In SEND U, we have been promoting coaching as a means of personal development, and as a help for those in mission leadership.    But coaching is also used extensively in supporting church planters, and this was the context that first sparked my interest in coaching back in 2007.

The following article comes from the December 2011 edition of Dr. Bob Vajko’s Help in Planting and Multiplying Churches newsletter.   Dr. Vajko is a church planting consultant with TEAM International, and he and his wife Noreen served as church planters in France for 29 years and then 7 years in Australia.

Question:  Why is Coaching Church Planters So Important?  

Let me give you four reasons:

First, coaching a church planter gives the one planting a new church outside help and resources. Having a coach mentoring enables the church planter to be resourced by someone who has had both experience and knows some of the resources available.

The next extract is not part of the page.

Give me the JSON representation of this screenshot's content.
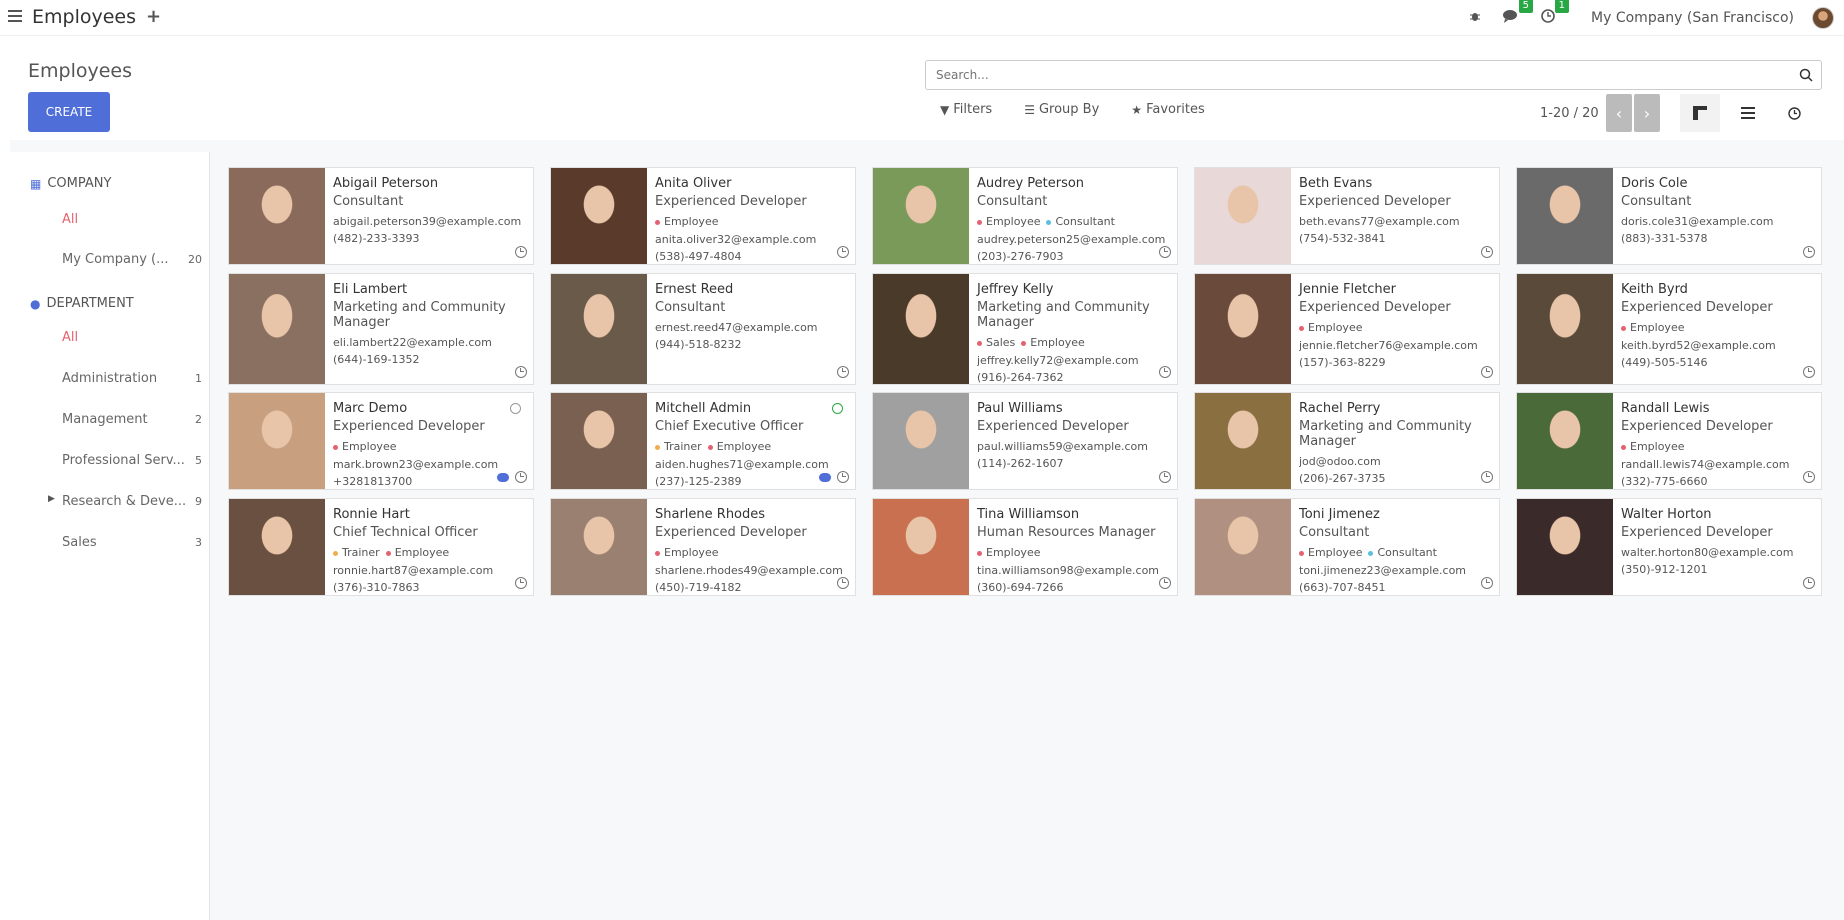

In my own coaching experience with church planters I have both recommended and given to them books and resources that they did not know existed. Also a good coach will learn from the person who is being mentored from his own resources and works. I have appreciated learning from people I am coaching about what they have learned and resources that they have. A good coach using the GROW model (What are your goals, present reality, options, and will) should be able to give the person being mentored some options through his own experience or reading that will help to see options.

Second, coaching church planters enables them to think and bounce ideas off of someone who is objective in thinking from outside of the church plant. Church planters need someone to talk to regularly who can enable them to this objectively about their church plant and its context. Almost all church planters get so involved in and with the church being planted that they have a difficult time seeing certain objective facts. An effective mentor will be asking questions about what is happening and help the church planter to work more effectively. In some cases, church planters can become so emotionally involved and discouraged that they feel more than know what is real.

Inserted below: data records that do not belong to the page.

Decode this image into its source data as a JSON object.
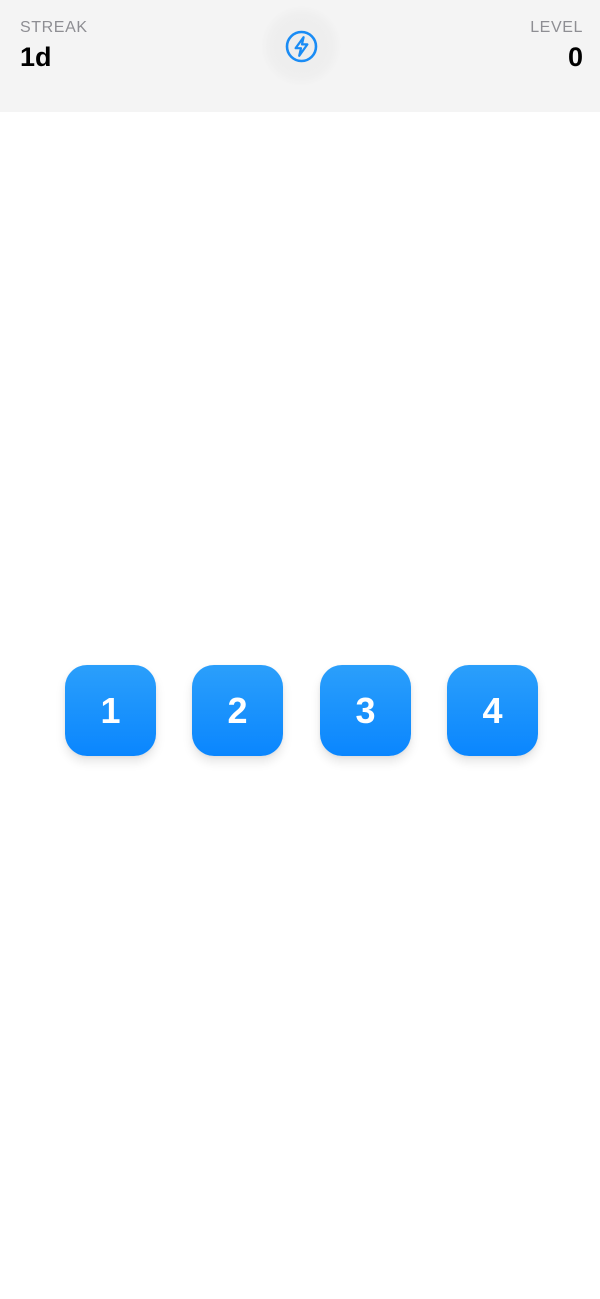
{
  "header": {
    "streak_label": "STREAK",
    "streak_value": "1d",
    "level_label": "LEVEL",
    "level_value": "0",
    "center_icon": "lightning-bolt-icon"
  },
  "colors": {
    "accent": "#0a86fe",
    "button_top": "#2b9ffb",
    "header_bg": "#f4f4f4",
    "label_gray": "#8e8e93"
  },
  "number_buttons": [
    "1",
    "2",
    "3",
    "4"
  ]
}
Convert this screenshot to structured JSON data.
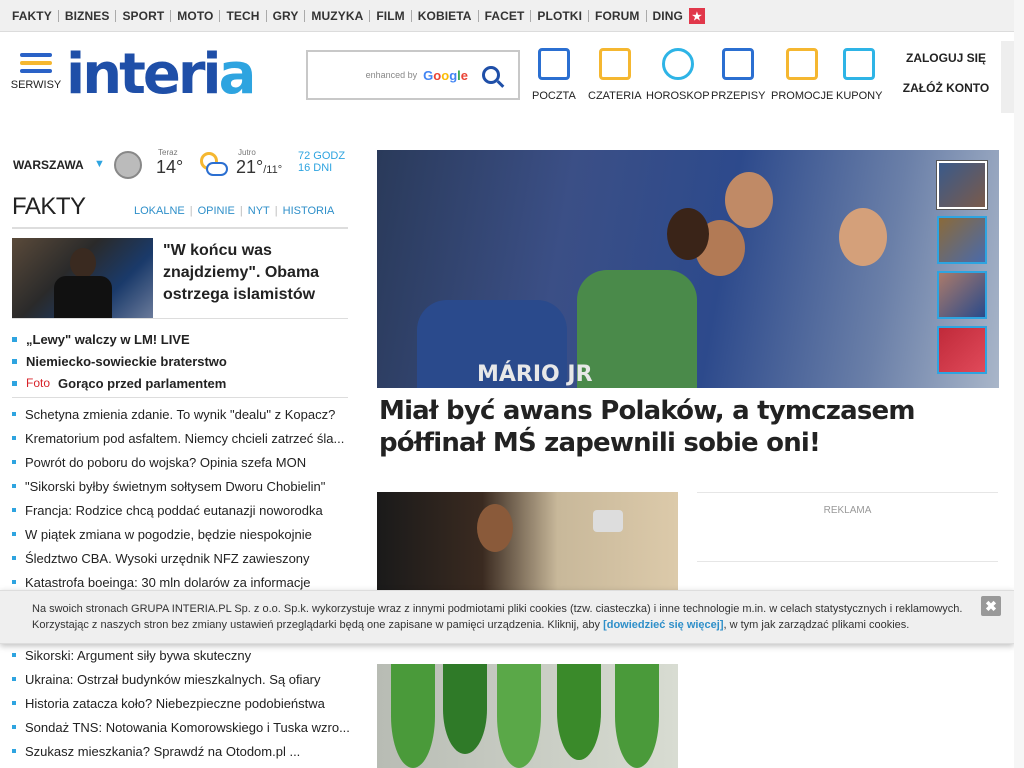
{
  "topnav": [
    "FAKTY",
    "BIZNES",
    "SPORT",
    "MOTO",
    "TECH",
    "GRY",
    "MUZYKA",
    "FILM",
    "KOBIETA",
    "FACET",
    "PLOTKI",
    "FORUM",
    "DING"
  ],
  "header": {
    "serwisy": "SERWISY",
    "logo": "interia",
    "search": {
      "enhanced": "enhanced by",
      "google": [
        "G",
        "o",
        "o",
        "g",
        "l",
        "e"
      ]
    },
    "services": [
      {
        "label": "POCZTA",
        "icon": "mail-icon"
      },
      {
        "label": "CZATERIA",
        "icon": "chat-icon"
      },
      {
        "label": "HOROSKOP",
        "icon": "horoscope-icon"
      },
      {
        "label": "PRZEPISY",
        "icon": "recipes-icon"
      },
      {
        "label": "PROMOCJE",
        "icon": "percent-icon"
      },
      {
        "label": "KUPONY",
        "icon": "coupon-icon"
      }
    ],
    "login": "ZALOGUJ SIĘ",
    "register": "ZAŁÓŻ KONTO"
  },
  "weather": {
    "city": "WARSZAWA",
    "now_label": "Teraz",
    "now_temp": "14°",
    "tomorrow_label": "Jutro",
    "tomorrow_high": "21°",
    "tomorrow_low": "/11°",
    "link1": "72 GODZ",
    "link2": "16 DNI"
  },
  "fakty": {
    "title": "FAKTY",
    "sublinks": [
      "LOKALNE",
      "OPINIE",
      "NYT",
      "HISTORIA"
    ],
    "lead": "\"W końcu was znajdziemy\". Obama ostrzega islamistów",
    "bold_items": [
      {
        "tag": "",
        "text": "„Lewy\" walczy w LM! LIVE"
      },
      {
        "tag": "",
        "text": "Niemiecko-sowieckie braterstwo"
      },
      {
        "tag": "Foto",
        "text": "Gorąco przed parlamentem"
      }
    ],
    "news": [
      "Schetyna zmienia zdanie. To wynik \"dealu\" z Kopacz?",
      "Krematorium pod asfaltem. Niemcy chcieli zatrzeć śla...",
      "Powrót do poboru do wojska? Opinia szefa MON",
      "\"Sikorski byłby świetnym sołtysem Dworu Chobielin\"",
      "Francja: Rodzice chcą poddać eutanazji noworodka",
      "W piątek zmiana w pogodzie, będzie niespokojnie",
      "Śledztwo CBA. Wysoki urzędnik NFZ zawieszony",
      "Katastrofa boeinga: 30 mln dolarów za informacje"
    ],
    "news2": [
      "Sikorski: Argument siły bywa skuteczny",
      "Ukraina: Ostrzał budynków mieszkalnych. Są ofiary",
      "Historia zatacza koło? Niebezpieczne podobieństwa",
      "Sondaż TNS: Notowania Komorowskiego i Tuska wzro...",
      "Szukasz mieszkania? Sprawdź na Otodom.pl ..."
    ]
  },
  "hero": {
    "jersey_text": "MÁRIO JR",
    "title": "Miał być awans Polaków, a tymczasem półfinał MŚ zapewnili sobie oni!"
  },
  "ad": {
    "label": "REKLAMA"
  },
  "cookie": {
    "text1": "Na swoich stronach GRUPA INTERIA.PL Sp. z o.o. Sp.k. wykorzystuje wraz z innymi podmiotami pliki cookies (tzw. ciasteczka) i inne technologie m.in. w celach statystycznych i reklamowych. Korzystając z naszych stron bez zmiany ustawień przeglądarki będą one zapisane w pamięci urządzenia. Kliknij, aby ",
    "link": "[dowiedzieć się więcej]",
    "text2": ", w tym jak zarządzać plikami cookies.",
    "close": "✖"
  }
}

Third, research shows that church planters who are mentored are much more effective in planting and growing new churches than those without a mentor. Listen to Ed Stetzer’s words:

”Church planters tend to be self-starters and often think of themselves as self-sufficient. That personality type is often resistant to the advice of others –thinking, if I listened to other people, I would not be planting the church in the first place. But planters who miss out on the benefit of coaching miss out on a tremendous help throughout the ministry journey. My analysis of more than six hundred church planters shows there’s even a significant numerical value to having a mentor or supervisor (Stetzer 2006, 102).”

Fourth, having a mentor may make the difference as to whether the church plant survives or not. church planters can simply get so discouraged that they just want to “throw in the towel” and go do something else. A good coach can help a church plant to not die on the vine by helping the church planter to persevere when things get rough. And they will!